The fact that the whole interval is above zero indicates that the’median_house_value’ variable has a statistically significant positive influence on the chance of living in a ‘highIncome’ neighborhood. In other words, when the median property value rises, the likelihood of living in a ‘highIncome’ neighborhood rises as well, and this association is statistically validated.
Linear Regression / Multiple linear regression :
multi_var_model <- lm(median_house_value ~ median_income + population + total_bedrooms, data = housing)
summary(multi_var_model)
##
## Call:
## lm(formula = median_house_value ~ median_income + population +
## total_bedrooms, data = housing)
##
## Residuals:
## Min 1Q Median 3Q Max
## -542542 -54418 -13494 37880 744280
##
## Coefficients:
## Estimate Std.
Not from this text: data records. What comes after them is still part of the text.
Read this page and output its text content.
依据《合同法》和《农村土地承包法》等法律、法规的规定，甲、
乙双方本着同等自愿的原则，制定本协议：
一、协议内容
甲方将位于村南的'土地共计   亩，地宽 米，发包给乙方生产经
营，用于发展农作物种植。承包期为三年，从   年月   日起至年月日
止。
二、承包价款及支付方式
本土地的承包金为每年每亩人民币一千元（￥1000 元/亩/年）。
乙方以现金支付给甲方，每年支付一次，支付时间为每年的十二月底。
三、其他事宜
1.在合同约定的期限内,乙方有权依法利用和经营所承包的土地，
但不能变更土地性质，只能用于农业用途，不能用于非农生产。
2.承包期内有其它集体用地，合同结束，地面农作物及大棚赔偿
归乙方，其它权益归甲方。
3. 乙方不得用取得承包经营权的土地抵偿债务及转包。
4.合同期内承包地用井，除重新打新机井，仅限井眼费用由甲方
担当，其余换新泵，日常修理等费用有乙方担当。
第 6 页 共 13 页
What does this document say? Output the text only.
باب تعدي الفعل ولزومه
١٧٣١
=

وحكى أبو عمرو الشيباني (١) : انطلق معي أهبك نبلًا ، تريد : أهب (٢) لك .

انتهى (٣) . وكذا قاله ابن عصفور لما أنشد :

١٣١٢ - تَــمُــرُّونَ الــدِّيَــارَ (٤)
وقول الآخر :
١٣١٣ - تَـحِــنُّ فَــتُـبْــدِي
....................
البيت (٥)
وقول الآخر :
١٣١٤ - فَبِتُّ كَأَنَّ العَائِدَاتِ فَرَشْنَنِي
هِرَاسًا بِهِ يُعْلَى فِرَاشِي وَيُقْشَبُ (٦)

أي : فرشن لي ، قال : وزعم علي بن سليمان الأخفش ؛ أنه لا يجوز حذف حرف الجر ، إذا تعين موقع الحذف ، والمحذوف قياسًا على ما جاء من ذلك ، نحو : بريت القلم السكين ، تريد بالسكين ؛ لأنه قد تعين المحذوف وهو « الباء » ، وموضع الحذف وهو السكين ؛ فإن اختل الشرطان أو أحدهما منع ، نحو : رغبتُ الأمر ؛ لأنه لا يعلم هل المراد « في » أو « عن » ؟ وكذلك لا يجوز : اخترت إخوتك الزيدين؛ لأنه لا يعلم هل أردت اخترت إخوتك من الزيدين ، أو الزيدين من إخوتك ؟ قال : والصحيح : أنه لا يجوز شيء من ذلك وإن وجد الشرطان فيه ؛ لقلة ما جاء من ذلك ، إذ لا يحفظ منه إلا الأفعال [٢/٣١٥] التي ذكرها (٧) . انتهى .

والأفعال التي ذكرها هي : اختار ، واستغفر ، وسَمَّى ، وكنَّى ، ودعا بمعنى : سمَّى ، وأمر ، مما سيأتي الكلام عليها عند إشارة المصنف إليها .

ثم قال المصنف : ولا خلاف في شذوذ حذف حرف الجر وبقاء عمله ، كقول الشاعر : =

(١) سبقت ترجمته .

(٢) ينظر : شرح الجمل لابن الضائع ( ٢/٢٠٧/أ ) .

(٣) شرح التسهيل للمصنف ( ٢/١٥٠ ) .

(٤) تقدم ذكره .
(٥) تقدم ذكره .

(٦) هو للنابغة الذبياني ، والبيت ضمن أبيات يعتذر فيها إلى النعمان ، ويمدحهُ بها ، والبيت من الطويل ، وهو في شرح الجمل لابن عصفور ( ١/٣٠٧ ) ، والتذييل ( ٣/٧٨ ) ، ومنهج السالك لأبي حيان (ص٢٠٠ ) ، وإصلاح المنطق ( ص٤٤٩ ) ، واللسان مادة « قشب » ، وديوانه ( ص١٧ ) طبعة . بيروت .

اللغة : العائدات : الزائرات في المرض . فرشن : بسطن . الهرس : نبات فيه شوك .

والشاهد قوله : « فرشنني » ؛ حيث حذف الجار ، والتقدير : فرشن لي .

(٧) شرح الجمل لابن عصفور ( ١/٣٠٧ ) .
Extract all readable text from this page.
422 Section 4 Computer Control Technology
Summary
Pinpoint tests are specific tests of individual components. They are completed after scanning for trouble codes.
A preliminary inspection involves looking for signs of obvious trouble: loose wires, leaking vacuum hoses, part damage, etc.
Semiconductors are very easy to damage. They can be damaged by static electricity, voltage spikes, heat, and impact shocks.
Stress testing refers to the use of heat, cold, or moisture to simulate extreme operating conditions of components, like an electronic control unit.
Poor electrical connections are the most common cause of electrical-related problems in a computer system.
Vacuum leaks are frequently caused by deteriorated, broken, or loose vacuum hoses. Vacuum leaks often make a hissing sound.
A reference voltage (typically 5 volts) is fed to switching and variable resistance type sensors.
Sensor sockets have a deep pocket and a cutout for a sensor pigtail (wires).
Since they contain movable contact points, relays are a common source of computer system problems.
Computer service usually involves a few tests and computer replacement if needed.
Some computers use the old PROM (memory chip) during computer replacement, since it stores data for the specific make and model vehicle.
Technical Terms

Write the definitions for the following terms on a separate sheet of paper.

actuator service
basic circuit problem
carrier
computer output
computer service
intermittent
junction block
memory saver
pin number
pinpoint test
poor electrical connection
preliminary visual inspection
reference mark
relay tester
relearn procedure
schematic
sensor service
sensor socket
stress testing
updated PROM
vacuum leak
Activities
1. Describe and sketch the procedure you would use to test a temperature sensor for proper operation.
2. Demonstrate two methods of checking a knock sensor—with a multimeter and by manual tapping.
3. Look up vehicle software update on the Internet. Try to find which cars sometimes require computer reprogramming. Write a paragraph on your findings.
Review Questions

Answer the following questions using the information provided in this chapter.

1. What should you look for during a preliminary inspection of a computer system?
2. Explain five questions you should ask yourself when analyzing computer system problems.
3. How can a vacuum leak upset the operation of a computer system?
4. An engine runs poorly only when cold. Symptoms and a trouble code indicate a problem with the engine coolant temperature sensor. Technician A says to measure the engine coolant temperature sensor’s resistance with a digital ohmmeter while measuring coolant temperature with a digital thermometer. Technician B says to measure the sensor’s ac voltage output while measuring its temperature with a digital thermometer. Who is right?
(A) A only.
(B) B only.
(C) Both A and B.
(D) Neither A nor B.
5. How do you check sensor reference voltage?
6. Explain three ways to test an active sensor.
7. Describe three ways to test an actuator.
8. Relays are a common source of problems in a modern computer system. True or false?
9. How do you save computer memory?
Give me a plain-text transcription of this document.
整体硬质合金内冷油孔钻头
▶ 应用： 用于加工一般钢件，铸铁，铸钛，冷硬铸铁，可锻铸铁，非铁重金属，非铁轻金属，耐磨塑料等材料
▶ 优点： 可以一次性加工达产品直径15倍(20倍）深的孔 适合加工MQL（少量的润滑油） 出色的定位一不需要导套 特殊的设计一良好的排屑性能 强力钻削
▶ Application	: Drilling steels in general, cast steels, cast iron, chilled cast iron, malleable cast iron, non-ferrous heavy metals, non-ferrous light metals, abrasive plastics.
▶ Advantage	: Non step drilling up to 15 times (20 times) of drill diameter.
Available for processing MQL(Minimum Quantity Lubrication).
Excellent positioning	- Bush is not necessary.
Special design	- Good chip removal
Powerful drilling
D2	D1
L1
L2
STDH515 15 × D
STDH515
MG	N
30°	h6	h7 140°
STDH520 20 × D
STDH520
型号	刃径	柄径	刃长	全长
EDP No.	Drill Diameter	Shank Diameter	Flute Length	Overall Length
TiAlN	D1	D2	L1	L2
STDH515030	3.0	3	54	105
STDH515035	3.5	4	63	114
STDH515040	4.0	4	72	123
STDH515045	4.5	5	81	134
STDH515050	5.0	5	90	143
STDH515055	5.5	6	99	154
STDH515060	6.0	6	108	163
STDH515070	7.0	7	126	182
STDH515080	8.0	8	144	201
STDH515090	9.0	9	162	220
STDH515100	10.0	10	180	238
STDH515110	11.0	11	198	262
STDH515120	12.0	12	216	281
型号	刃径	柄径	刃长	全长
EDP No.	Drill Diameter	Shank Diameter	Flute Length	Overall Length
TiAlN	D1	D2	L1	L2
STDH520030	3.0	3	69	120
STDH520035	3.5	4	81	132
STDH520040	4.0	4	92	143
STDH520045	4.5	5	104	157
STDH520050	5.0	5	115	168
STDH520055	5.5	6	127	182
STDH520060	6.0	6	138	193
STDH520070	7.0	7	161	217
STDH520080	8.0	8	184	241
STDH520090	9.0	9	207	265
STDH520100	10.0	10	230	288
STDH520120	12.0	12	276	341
Error t value Pr(>|t|)
## (Intercept) 41074.909 1493.752 27.50 <2e-16 ***
## median_income 42105.204 299.954 140.37 <2e-16 ***
## population -34.227 1.049 -32.62 <2e-16 ***
## total_bedrooms 95.868 2.822 33.98 <2e-16 ***
## ---
## Signif. codes: 0 '***' 0.001 '**' 0.01 '*' 0.05 '.' 0.1 ' ' 1
##
## Residual standard error: 81410 on 20429 degrees of freedom
## (207 observations deleted due to missingness)
## Multiple R-squared: 0.5028, Adjusted R-squared: 0.5027
## F-statistic: 6885 on 3 and 20429 DF, p-value: < 2.2e-16
###Conclusion :
In summary, this multiple linear regression model is statistically significant and indicates that population, median income, and total number of bedrooms are important predictors of median house values. The residuals, however, show that there is still some inexplicable fluctuation in home values. To take into consideration more elements that affect house prices, more research and model improvement could be required.
For further analysis and more accurate prediction we can consider random forest and decision regression.